This post kept getting longer and longer since I'm still behind with things. But lots of pretties have been sent to me and I've also been to a new indie store and had a nice stroll around the Miami Book fair a couple weeks past. The influx of 2012 releases has started as well and things are ramping up for January through March to be busy, busy.
Alien Contact is Marty Halpern's latest anthology after the very enjoyable Is Anybody Out There (reviewed here). As the title suggests this reprint anthology focuses on stories about contact with beings not of this earth with stories from the likes of Neil Gaiman, Ursula K LeGuin, Michael Swanwick, Jeffrey Ford, and Paul McAuley. This one has certainly caught my attention and will be read quite soon. Next is Caitlin R. Kiernan's The Drowning Girl which will be out in March. I've enjoyed many of her shorts, but have never dipped into her novel length work despite hearing nothing but raves for her last effort The Red Tree. The beige number below is Your Face Tomorrow: Fever and Spear by Javier Marías the first in a Spy trilogy that Larry from Of Blog challenged me to read and review. He picked this particular series since I'm a lover of Spanish translated fiction. I haven't read a straight Spy novel in I can't tell you how long so I'm very much looking forward to trying this out. Next I have the very pretty final copy of Ian McDonald's YA debut Planesrunner, which I've already read and enjoyed. More on it soon. Lastly, are the first two finished omnibuses for Michael Sullivan's The Riyria Revelations series that look very nice and epic together.
Arctic Rising by Tobias Buckell is the start to a new series that is near-future Sci-Fi dealing with global warming as opposed to Buckell's previous far-future series Xenowealth. Arctic Rising is due out at the end of February. The yellow number is the debut Seven Princes by John R. Fultz, which could be a strong Epic Fantasy debut come January. Next are a few books I received from Haikasoru who publishes translations of Japanese Sci-Fi and Fantasy that I've been eyeing for a longtime.

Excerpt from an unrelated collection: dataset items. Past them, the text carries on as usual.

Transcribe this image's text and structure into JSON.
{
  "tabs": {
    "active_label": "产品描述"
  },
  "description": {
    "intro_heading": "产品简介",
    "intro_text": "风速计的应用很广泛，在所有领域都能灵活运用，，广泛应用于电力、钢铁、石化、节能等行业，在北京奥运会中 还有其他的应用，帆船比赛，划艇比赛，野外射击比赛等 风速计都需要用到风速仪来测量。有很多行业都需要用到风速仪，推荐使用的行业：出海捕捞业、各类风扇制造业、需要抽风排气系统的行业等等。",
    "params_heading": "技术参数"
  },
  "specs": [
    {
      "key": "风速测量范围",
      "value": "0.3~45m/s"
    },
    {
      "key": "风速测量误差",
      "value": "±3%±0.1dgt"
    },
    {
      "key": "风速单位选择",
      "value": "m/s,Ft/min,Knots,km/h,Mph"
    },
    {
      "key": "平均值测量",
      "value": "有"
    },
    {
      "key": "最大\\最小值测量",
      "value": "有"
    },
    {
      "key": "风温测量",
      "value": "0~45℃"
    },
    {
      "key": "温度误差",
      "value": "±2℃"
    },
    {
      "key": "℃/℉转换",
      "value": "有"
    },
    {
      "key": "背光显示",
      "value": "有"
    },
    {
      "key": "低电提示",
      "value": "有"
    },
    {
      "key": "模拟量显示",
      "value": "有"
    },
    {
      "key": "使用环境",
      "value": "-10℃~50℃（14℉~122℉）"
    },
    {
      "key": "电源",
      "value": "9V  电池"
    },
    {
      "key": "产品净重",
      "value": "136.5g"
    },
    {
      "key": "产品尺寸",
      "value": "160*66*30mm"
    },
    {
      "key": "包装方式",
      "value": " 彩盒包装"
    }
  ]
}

First is the novelization of the Playstation game of the same name Ico: Castle in the Mist by Miyuki Miyabe, who is one of Japan's best-selling genre authors. I already read Ico as it showed up right as I was leaving for my Thanksgiving break. It is really well done and improves on the story from the game greatly. Next is Miyabe's The Book of Heroes that deals with a magical book. I'm a sucker for those sorts of stories and after reading Ico I'm eager to try something that is entirely from Miyabe's mind. Next is 10 Billion Days and 100 Billion Nights by Ryu Mitsuse that is considered a classic of Japanese Sci-Fi first being published more than 40 years ago and still in print after all that time and just now being published in English for the first time. Haikasoru also printed it with a glow in the dark starry cover, which I must say is super cool and worth having it on the shelf for that alone.
I picked up The Tiger's Wife by Téa Obreht, McSweeney's 24, and Nick Hornby's Housekeeping vs. the Dirt at the Miami Book Fair, which was a first for me. The Hornby is his second collection of book review columns from McSweeney's magazine and having enjoyed his first collection The Polysyllabic Spree I had to nab this. I eyed a lot of other books at the fair, but given my already heavy bag I didn't go further despite finding a vendor with loads of old Sci-Fi and another with lots of limited editions. If the prices were slightly better on the limited front I probably would have gone for some of them.
And in the "this just in pile" is the debut The Games by Ted Kosmatka, which I mentioned earlier and is on track for a March publication. I'll definitely be getting to it in time for the release date. Territory by Emma Bull is a new edition of one of her most beloved novels. Bull is on my shame on me reading list as I've yet to read her work despite having War for the Oaks in my to-read pile for a number of years now. The next two books were purchased from the RJ Julia bookshop in Madison, Connecticut, which is a gorgeous store well worth visiting. Their genre section is very small, but the general fiction area certainly makes up for it. I first nabbed Eleven by Mark Watson since it was compared heavily to One Day, which my wife and I love. And I finally bought the YA dystopian hit The Maze Runner by James Dashner after much picking up and putting down over the last 2 years of seeing it in stores. Some Christmas goodies were also purchased, but mums the word on those.